Na minha opinião, e experiência clínica de mais de 30 anos, penso que a falta de uma psicoterapia específica para pessoas psicóticas – são raros os profissionais que detectam ou acreditam em tal diferença – é muito mais agravante. A simples prescrição de psicotrópicos como terapêutica não apenas é insuficiente, como pode induzir o paciente ao suicídio por sentir-se só e “diferente”. Especialmente quando a componente depressão está presente à prescrição de fármacos e deve ser indispensavelmente acompanhada de psicoterapia intensiva.

Creio que há indicações em situações de absoluta emergência, o que só poderá ser avaliado por profissionais de muita experiência clínica e que possa acompanhar o processo pós-aplicação. Além disso, deve haver um preparo – um holding – para aplacar o estigma que carrega a ECT.

Repensar o uso do eletrochoque teve a ver certamente com a constatação de numerosos efeitos colaterais dos psicofármacos, já que o corpo em rede – cada célula relacionando-se com todas as outras – não oferece, como podem pensar vãs filosofias, a possibilidade de direcionamento específico e exato para tal ou qual parte do corpo.

A gana de lucro que norteia as empresas produtoras das medicações reavivou as farmácias de manipulação e certamente contribuiu em pensar-se a ECT. Apesar de existir ainda a justificada cautela no uso dessa, pode ter uma intervenção eficaz e, muitas vezes, salvar a vida em certos transtornos que não respondem às demais abordagens como foi dito.

A técnica foi aprimorada, além disso. Os aparelhos de emissão da corrente elétrica foram desenvolvidos, o uso de anestesia passou a ser constante, oxigenação concomitante ao ato de passar a corrente, monitoração por eletroencefalograma da convulsão, exames prévios e cuidadosos, etc.

Não devemos esquecer também que psicofármacos carregam consigo efeitos colaterais importantes, saturação, efeitos paradoxais e dependência, entre outros indesejáveis.

O assunto, tratado na época da eclosão da luta maniomial, não volta à dicussão, sendo tratado quase como clandestino.
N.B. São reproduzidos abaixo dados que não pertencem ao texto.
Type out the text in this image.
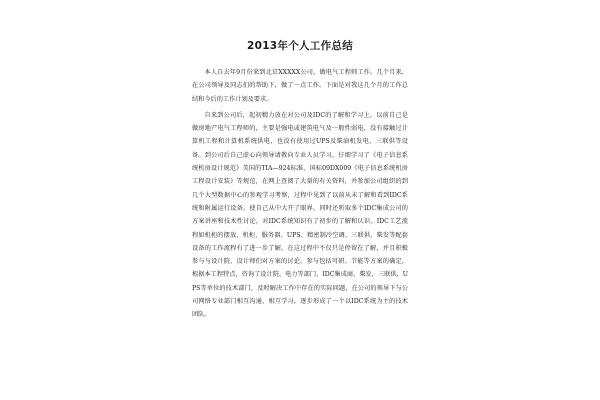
2013年个人工作总结

本人自去年9月份来到北京XXXXX公司，做电气工程师工作。几个月来，在公司领导及同志们的帮助下，做了一点工作。下面是对我这几个月的工作总结和今后的工作计划及要求。

自来到公司后，起初精力放在对公司及IDC的了解和学习上，以前自己是做房地产电气工程师的，主要是强电或建筑电气及一般性弱电，没有接触过计算机工程和计算机系统供电，也没有使用过UPS及柴油机发电、三联供等设备。到公司后自己虚心向领导请教向专业人员学习，仔细学习了《电子信息系统机房设计规范》美国的TIA—924标准、国标09DX009《电子信息系统机房工程设计安装》等规范，在网上查阅了大量的有关资料，并参加公司组织的到几个大型数据中心的参观学习考察，过程中见到了以前从未了解和看到IDC系统和附属运行设备。使自己从中大开了眼界，同时还听取多个IDC集成公司的方案讲座和技术性讨论，对IDC系统知识有了初步的了解和认识。IDC工艺流程如机柜的摆放、机柜、服务器、UPS、精密制冷空调、三联供、柴发等配套设备的工作流程有了进一步了解。在这过程中不仅只是停留在了解，并且积极参与与设计院、设计师们对方案的讨论，参与包括可研、节能等方案的确定，根据本工程特点，咨询了设计院、电力等部门，IDC集成商，柴发，三联供，UPS等单位的技术部门，及时解决工作中存在的实际问题，在公司的领导下与公司网络专业部门相互沟通，相互学习，逐步形成了一个以IDC系统为主的技术团队。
Talvez seja o caso de criar uma comissão ética no Ministério da Saúde, por exemplo, para avaliar não apenas as indicações e contra indicações do ECT, mas de todo o material que se dispõe para o tratamento das muitas formas de desorganização mental.
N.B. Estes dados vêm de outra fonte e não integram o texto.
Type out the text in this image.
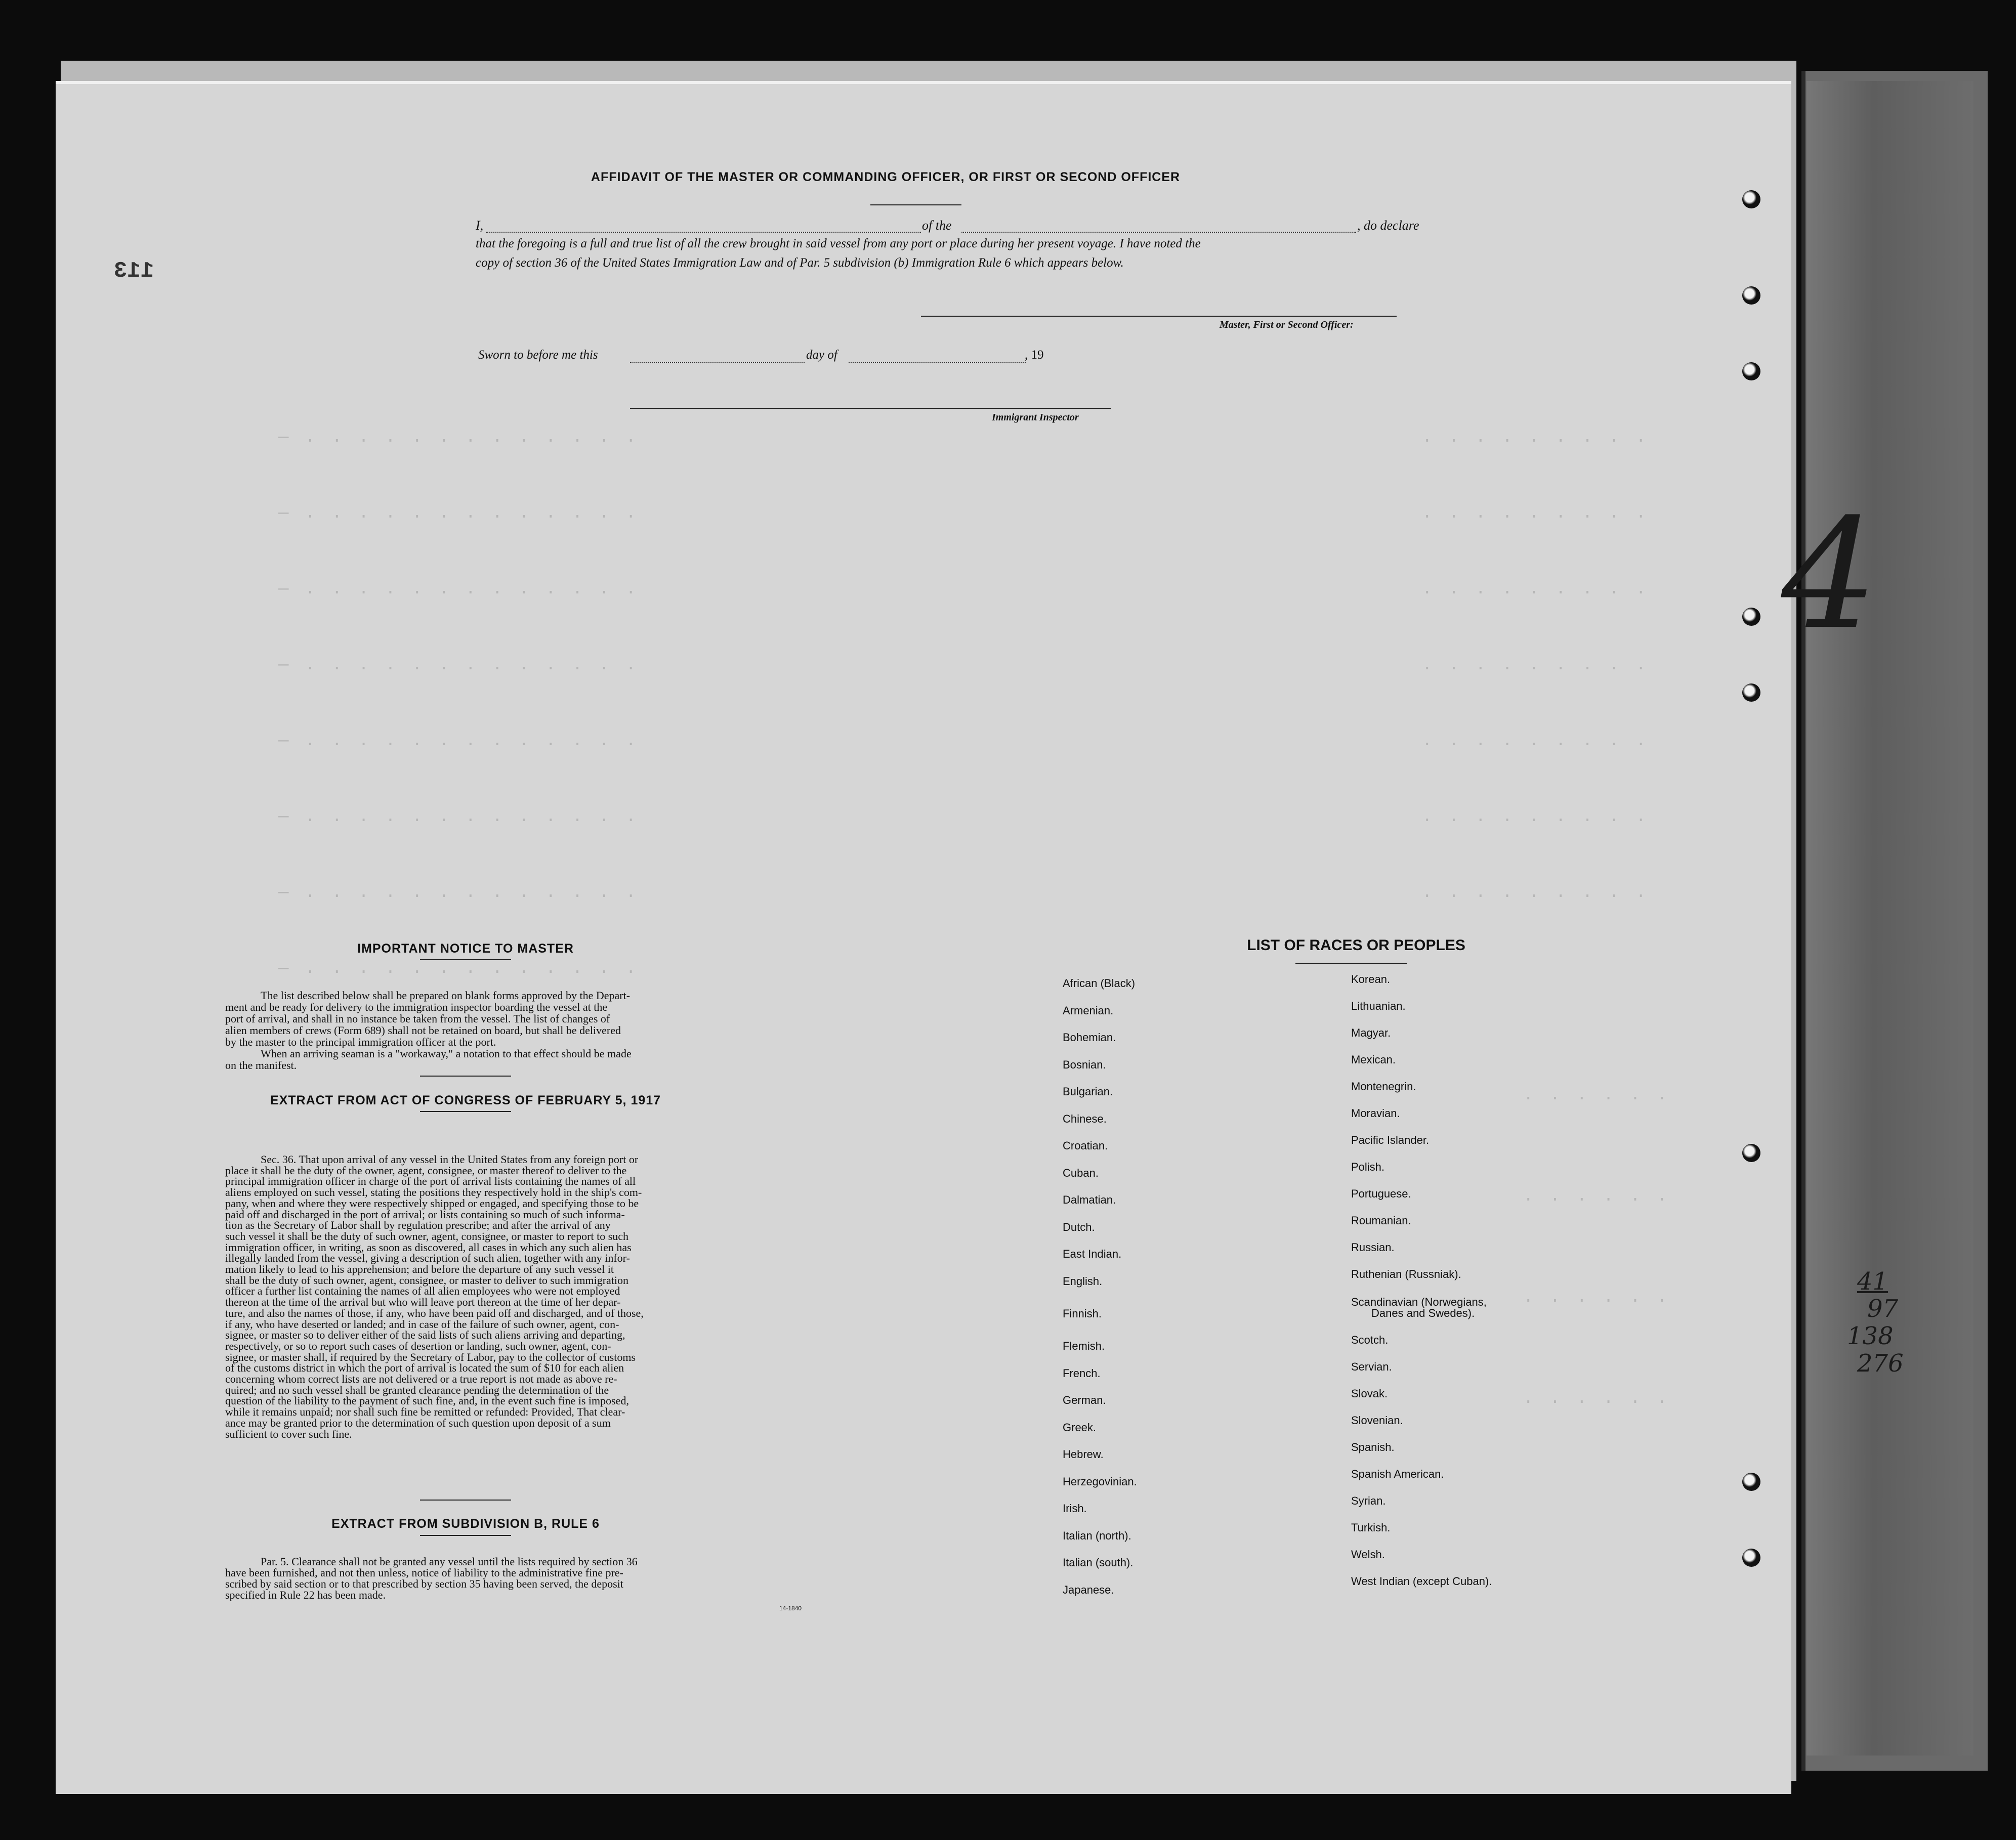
— . . . . . . . . . . . . .
— . . . . . . . . . . . . .
— . . . . . . . . . . . . .
— . . . . . . . . . . . . .
— . . . . . . . . . . . . .
— . . . . . . . . . . . . .
— . . . . . . . . . . . . .
— . . . . . . . . . . . . .
. . . . . . . . .
. . . . . . . . .
. . . . . . . . .
. . . . . . . . .
. . . . . . . . .
. . . . . . . . .
. . . . . . . . .
. . . . . .
. . . . . .
. . . . . .
. . . . . .
113
AFFIDAVIT OF THE MASTER OR COMMANDING OFFICER, OR FIRST OR SECOND OFFICER
I,	of the	, do declare
that the foregoing is a full and true list of all the crew brought in said vessel from any port or place during her present voyage. I have noted the
copy of section 36 of the United States Immigration Law and of Par. 5 subdivision (b) Immigration Rule 6 which appears below.
Master, First or Second Officer:
Sworn to before me this	day of	, 19
Immigrant Inspector
IMPORTANT NOTICE TO MASTER
The list described below shall be prepared on blank forms approved by the Depart-
ment and be ready for delivery to the immigration inspector boarding the vessel at the
port of arrival, and shall in no instance be taken from the vessel. The list of changes of
alien members of crews (Form 689) shall not be retained on board, but shall be delivered
by the master to the principal immigration officer at the port.
When an arriving seaman is a "workaway," a notation to that effect should be made
on the manifest.
EXTRACT FROM ACT OF CONGRESS OF FEBRUARY 5, 1917
Sec. 36. That upon arrival of any vessel in the United States from any foreign port or
place it shall be the duty of the owner, agent, consignee, or master thereof to deliver to the
principal immigration officer in charge of the port of arrival lists containing the names of all
aliens employed on such vessel, stating the positions they respectively hold in the ship's com-
pany, when and where they were respectively shipped or engaged, and specifying those to be
paid off and discharged in the port of arrival; or lists containing so much of such informa-
tion as the Secretary of Labor shall by regulation prescribe; and after the arrival of any
such vessel it shall be the duty of such owner, agent, consignee, or master to report to such
immigration officer, in writing, as soon as discovered, all cases in which any such alien has
illegally landed from the vessel, giving a description of such alien, together with any infor-
mation likely to lead to his apprehension; and before the departure of any such vessel it
shall be the duty of such owner, agent, consignee, or master to deliver to such immigration
officer a further list containing the names of all alien employees who were not employed
thereon at the time of the arrival but who will leave port thereon at the time of her depar-
ture, and also the names of those, if any, who have been paid off and discharged, and of those,
if any, who have deserted or landed; and in case of the failure of such owner, agent, con-
signee, or master so to deliver either of the said lists of such aliens arriving and departing,
respectively, or so to report such cases of desertion or landing, such owner, agent, con-
signee, or master shall, if required by the Secretary of Labor, pay to the collector of customs
of the customs district in which the port of arrival is located the sum of $10 for each alien
concerning whom correct lists are not delivered or a true report is not made as above re-
quired; and no such vessel shall be granted clearance pending the determination of the
question of the liability to the payment of such fine, and, in the event such fine is imposed,
while it remains unpaid; nor shall such fine be remitted or refunded: Provided, That clear-
ance may be granted prior to the determination of such question upon deposit of a sum
sufficient to cover such fine.
EXTRACT FROM SUBDIVISION B, RULE 6
Par. 5. Clearance shall not be granted any vessel until the lists required by section 36
have been furnished, and not then unless, notice of liability to the administrative fine pre-
scribed by said section or to that prescribed by section 35 having been served, the deposit
specified in Rule 22 has been made.
14-1840
LIST OF RACES OR PEOPLES
African (Black)
Armenian.
Bohemian.
Bosnian.
Bulgarian.
Chinese.
Croatian.
Cuban.
Dalmatian.
Dutch.
East Indian.
English.
Finnish.
Flemish.
French.
German.
Greek.
Hebrew.
Herzegovinian.
Irish.
Italian (north).
Italian (south).
Japanese.
Korean.
Lithuanian.
Magyar.
Mexican.
Montenegrin.
Moravian.
Pacific Islander.
Polish.
Portuguese.
Roumanian.
Russian.
Ruthenian (Russniak).
Scandinavian (Norwegians,
Danes and Swedes).
Scotch.
Servian.
Slovak.
Slovenian.
Spanish.
Spanish American.
Syrian.
Turkish.
Welsh.
West Indian (except Cuban).
4
41
97
138
276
Talvez as federações e a própria Associação Brasileira de Psiquiatria ao invés de ver apenas como parceiros – como é o caso de alguns Estados – na construção de congressos e distribuição de generosos de brindes, passagens, estadias para os profissionais de saúde mental, o que por si só não consiste em nenhum delito – possa criar comissões de estudo sobre o efeito das drogas psiotrópicas à disposição no mercado.

Além disso, fortalecer a ação de controle sobre quem se auto-ntitula especialista, portanto sem passar pelo crivo da prova de título da ABP, e exerce um não-sei-quê nesse delicadíssimo território. Isso sim, é certamente mais perigoso que o mau uso dos psicotrópicos e do ECT.

Para conhecimento da classe devo informar que a Associação Brasileira de Psiquiatria edita um catálogo anualmente onde constam o nome e CRM dos profissionais especialistas de todos os Estados assim como os Conselhos Regionais de Medicina.